Em três subsecções, são definidas as regras gerais (Subsecção I-“Disposições comuns” – entre os artigos 219.º e o 224.º), as que relevam para citação das pessoas singulares (Subsecção II – entre os artigos 225.º e o 245.º) e as que se aplicam à citação de pessoas colectivas (Subsecção III – apenas com o artigo 246.º ).

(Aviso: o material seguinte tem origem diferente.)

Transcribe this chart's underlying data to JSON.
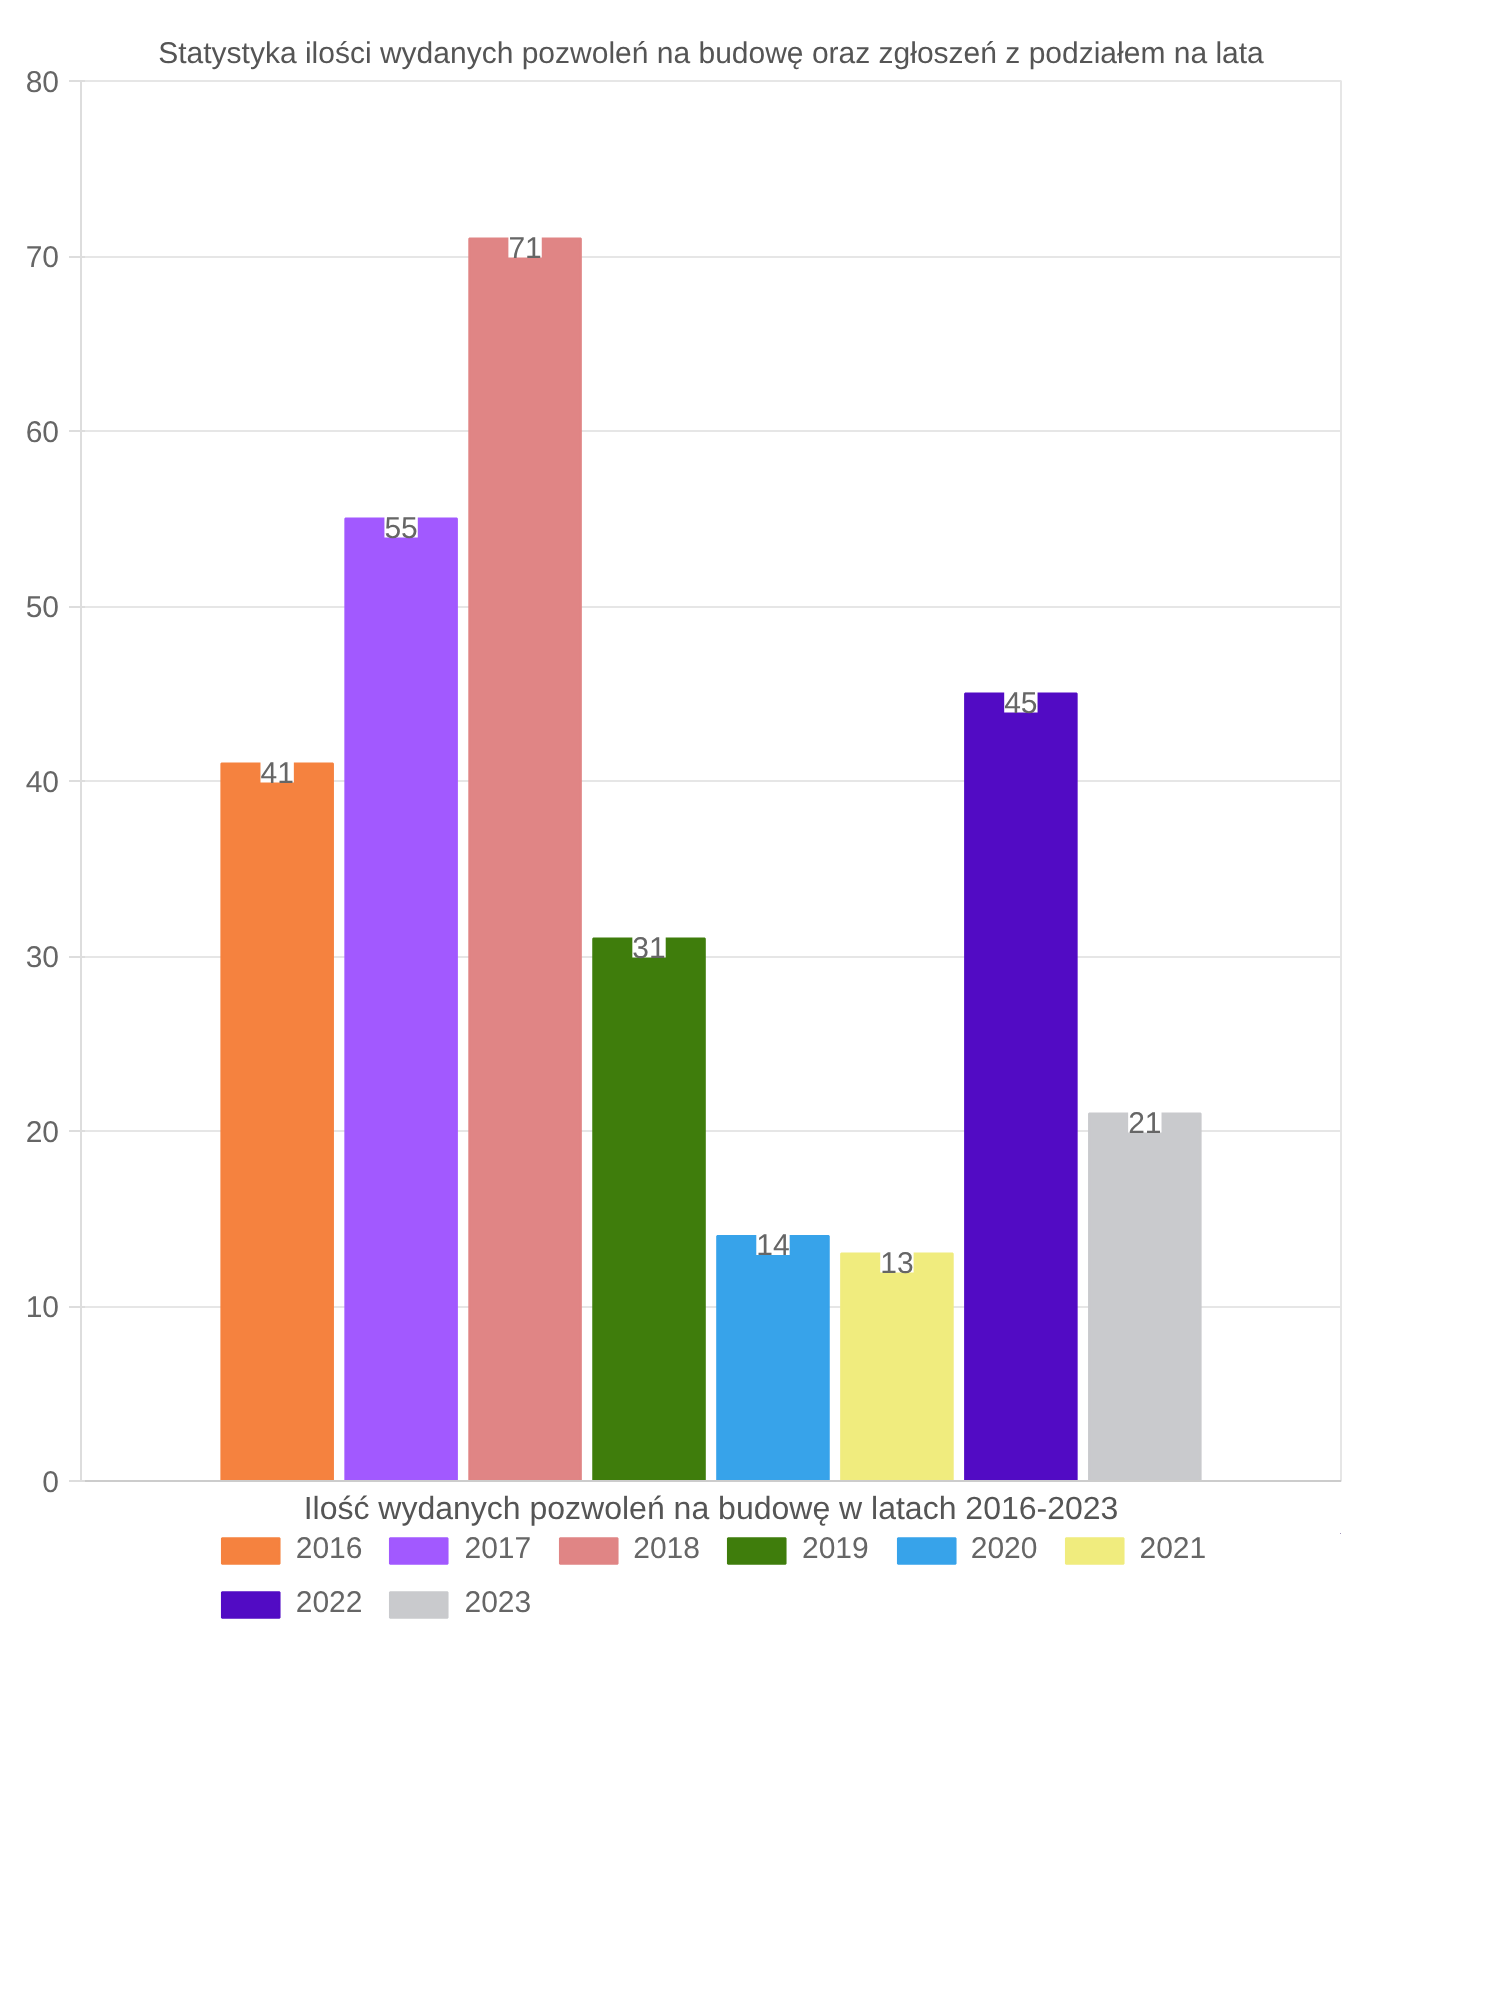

Para resolver a situação recursal que se coloca a este Tribunal importa ter em consideração que:
- a Ré-Recorrente é uma pessoa colectiva e tem sede na morada em que foi citada, mostrando-se cumprida, desde logo, a regra que decorre do n.º 2 do artigo 246.º , de acordo com a qual a carta registada com aviso de recepção destinada a citar a pessoa colectiva é endereçada para a sede inscrita no Registo Nacional de Pessoas Colectivas;
- a carta inicialmente enviada (a 21/10/2021) foi devolvida e enviada uma nova em cumprimento do n.º 4 do artigo 246.º, fazendo as devidas advertências (para o que ao caso releva “a citação considera-se efectuada na data certificada pelo distribuidor do serviço postal”), tendo-se observado o disposto no n.º 5 do artigo 229.º;
- a citação considera-se feita no dia 18/11/2021;
- o prazo para contestar era de 30 dias a contar da citação, começando o prazo a correr desde o termo da dilação, quando a esta houver lugar, como decorre do disposto no n.º 1 do artigo 569.º e do n.º 2 do artigo 242.º ;
- o artigo 245.º (Dilação) determina e define os prazos de dilação que acrescem ao prazo de defesa dos/as citandos/as:
- cinco dias
– quando a citação tenha sido realizada em pessoa diversa do/a Réu/Ré, nos termos dos n.ºs 2 do artigo 228.º e 2 e 4 do artigo 232.º (n.º 1, alínea a));
– quando o/a Réu/Ré tenha sido citado fora da área da comarca sede do tribunal onde pende a acção (sem prejuízo do prazo especial, para as causas que correm termos no Continente e nas Regiões Autónomas ou noutras ilhas) (n.º 1, alínea b));
- quinze dias – quando o/a Réu/Ré haja sido citado/a para a causa no território das Regiões Autónomas, correndo a acção no continente ou em outra ilha (n.º 2);
- trinta dias
– quando o/a Réu/Ré haja sido citado/a para a causa no estrangeiro;
– quando a citação haja sido edital;
– quando se verifique o caso do n.º 5 do artigo 229.º ;
Do aqui exposto resulta que é o próprio artigo que regula a citação das pessoas colectivas (o artigo 246.º) que – expressamente – no seu n.º 4, remete para o 229.º, n.º 5 , o qual - por seu turno e por via do 245.º, n.º 3, 3.ª parte - implica que as citações que ocorram com recurso à sua utilização beneficiem de uma dilação de 30 dias.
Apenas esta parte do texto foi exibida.